8. Eliminate credit card debt
Another factor credit report companies use to determine your credit score is the number of credit cards and their balances. Having multiple credit card accounts with balances can add up to negatively affect your score and are referred to as “nuisance balances”. The best solution is to pay off all the small “nuisance balance” credit cards and only use one or two credit cards for your future purchases. This will help scrub your credit report of unneeded random balances and debt.
If you are having a difficult time doing this, then possibly consider transferring these balances to a balance transfer credit card to consolidate the debt. You may also be able to get a lower APR rate when you choose a card to transfer to as well. Once you have narrowed down your credit card usage make sure not to max out your revolving credit limit as well. The magic percentage seems to be 30%, this means that you should not use more than 30% of the available credit you have. If you are exceeding the 30% mark, ask your credit card issuer for a credit limit increase to achieve that percentage mark again. Consumers with the best credit scores typically don’t exceed 10% credit utilization mark.
9. Limit credit checks
You’ve heard of it, seen commercials on television about how loan applications and credit checks lower your credit. Yes, it’s true, “hard checks” are real. There are two types of credit checks, “soft” and “hard”. For example: every time you apply for a loan your credit gets most probably gets hit with a “hard check”. When this occurs, your credit can decrease for about a year. If you make multiple inquiries, it is assumed you are looking to use more credit.
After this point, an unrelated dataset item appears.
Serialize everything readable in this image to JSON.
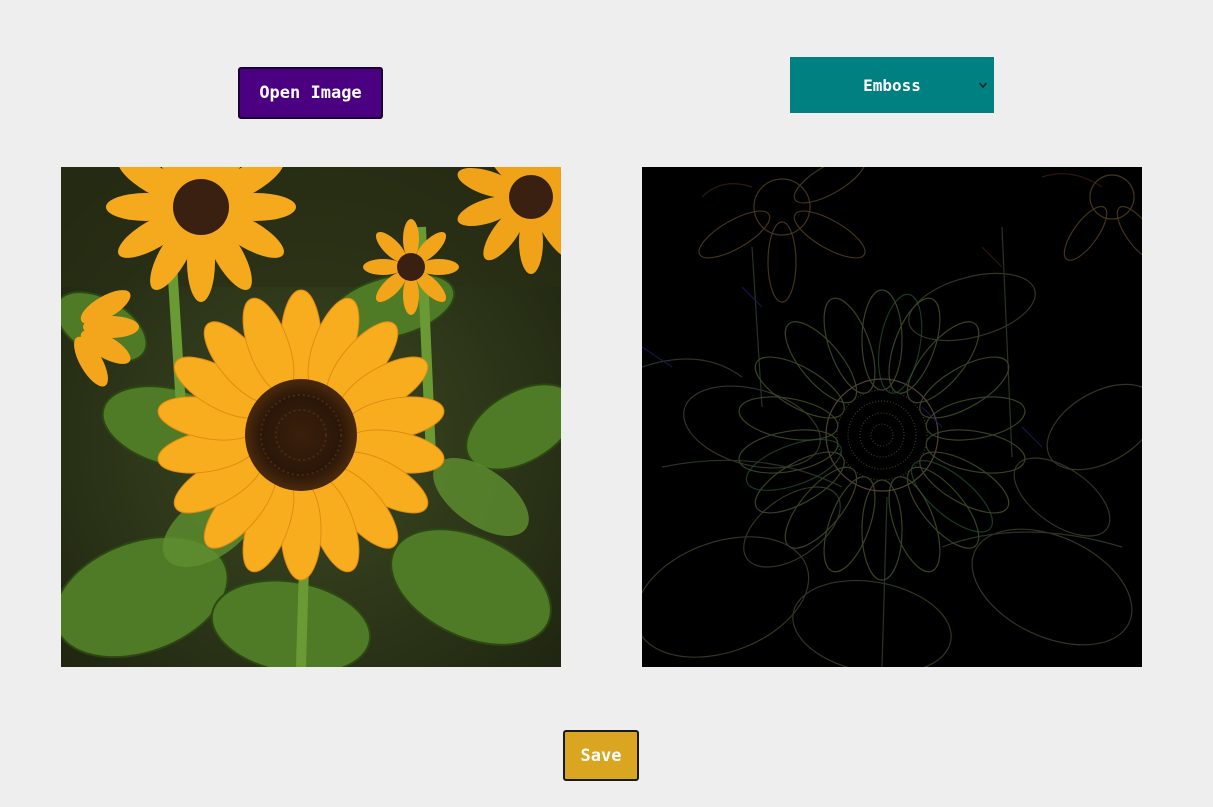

The only saving grace is that companies tend to ignore inquiries made within the prior thirty days (estimate depending on credit company). And, with car and mortgages it is expected that you will make multiple inquiries searching for the best rate while settling only for one loan. If they are made outside of the thirty days then they will be counted only as one if made within the same shopping period. The only exception to this rule are student loans, for which each inquiry is counted.
10. Pay bills on time
This probably should go without saying, but the first step to creating a positive credit profile is to pay your bills on time. Every late payment or delinquent account can immediately negatively impact your score. The ability to make your payments on time is one of the largest factors into your score.
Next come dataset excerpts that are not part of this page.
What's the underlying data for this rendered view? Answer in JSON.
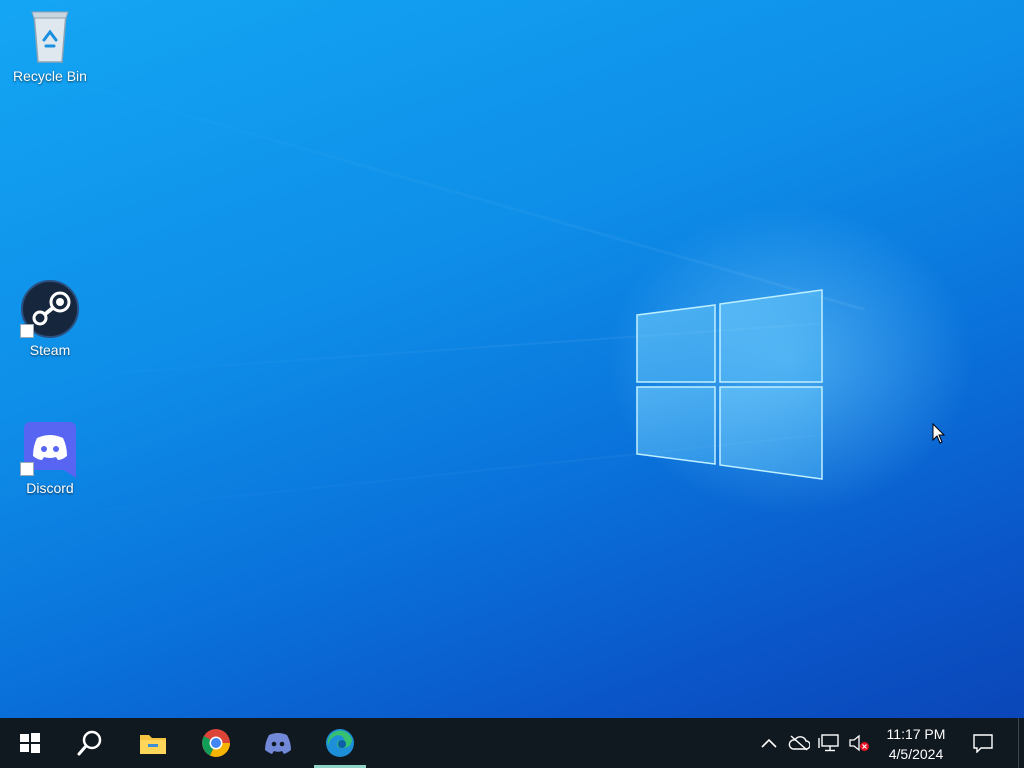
{
  "desktop": {
    "wallpaper": "windows-10-hero",
    "accent_color": "#0a73db",
    "icons": [
      {
        "label": "Recycle Bin",
        "icon": "recycle-bin-icon"
      },
      {
        "label": "Steam",
        "icon": "steam-icon",
        "shortcut": true
      },
      {
        "label": "Discord",
        "icon": "discord-icon",
        "shortcut": true
      }
    ]
  },
  "taskbar": {
    "background": "#101820",
    "buttons": [
      {
        "name": "start",
        "icon": "windows-icon"
      },
      {
        "name": "search",
        "icon": "search-icon"
      },
      {
        "name": "file-explorer",
        "icon": "folder-icon"
      },
      {
        "name": "chrome",
        "icon": "chrome-icon"
      },
      {
        "name": "discord",
        "icon": "discord-icon"
      },
      {
        "name": "edge",
        "icon": "edge-icon",
        "active": true
      }
    ],
    "tray": {
      "icons": [
        "chevron-up-icon",
        "onedrive-offline-icon",
        "network-icon",
        "volume-muted-icon"
      ],
      "time": "11:17 PM",
      "date": "4/5/2024",
      "notifications_icon": "action-center-icon"
    }
  }
}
This rule applies to all your bills too, even those that seem inconspicuous. For example: not returning a library book may end up on your credit report if that library reports to credit bureaus or hires a collection agency to collect. Be conscientious in all aspects of your life, you don’t want to get a nasty surprise on your report.
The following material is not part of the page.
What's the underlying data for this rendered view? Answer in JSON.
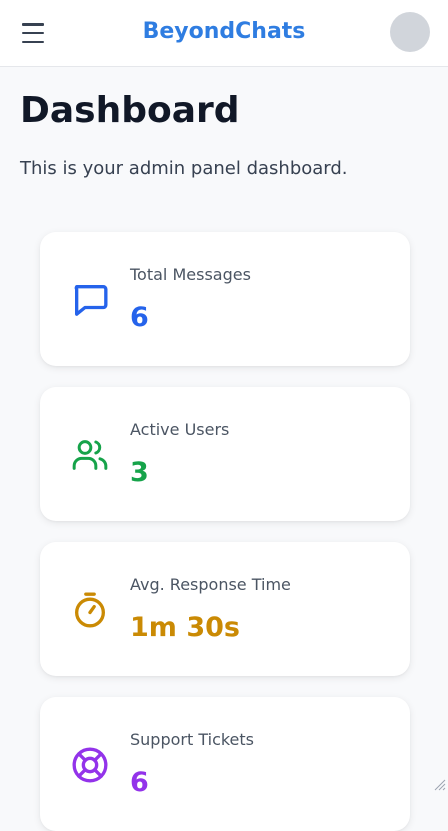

There are times when a bill gets paid late, that’s life. But when this happens don’t immediately fret. Call your creditor and ask if they can forgive the late payment, if you have a good history they are apt to do so. Make sure that you get back on track, it’s not the end of the world, you can minimize the damage by just continuing to pay on time in the future.
11. Limit new accounts
Once you start seeing your score increase more opportunities for credit will start appearing. But just because you can open a new department store credit card, or gas card, doesn’t mean you should. Remember the rule of utilization that the credit report companies follow. Opening a department store credit card just to get that 10% discount may not be worth the credit score drop that you may encounter.
Starting down the road of credit repair can take time and commitment, but will be highly worth it in the end. You deserve good credit and all the perks that come with that high credit score!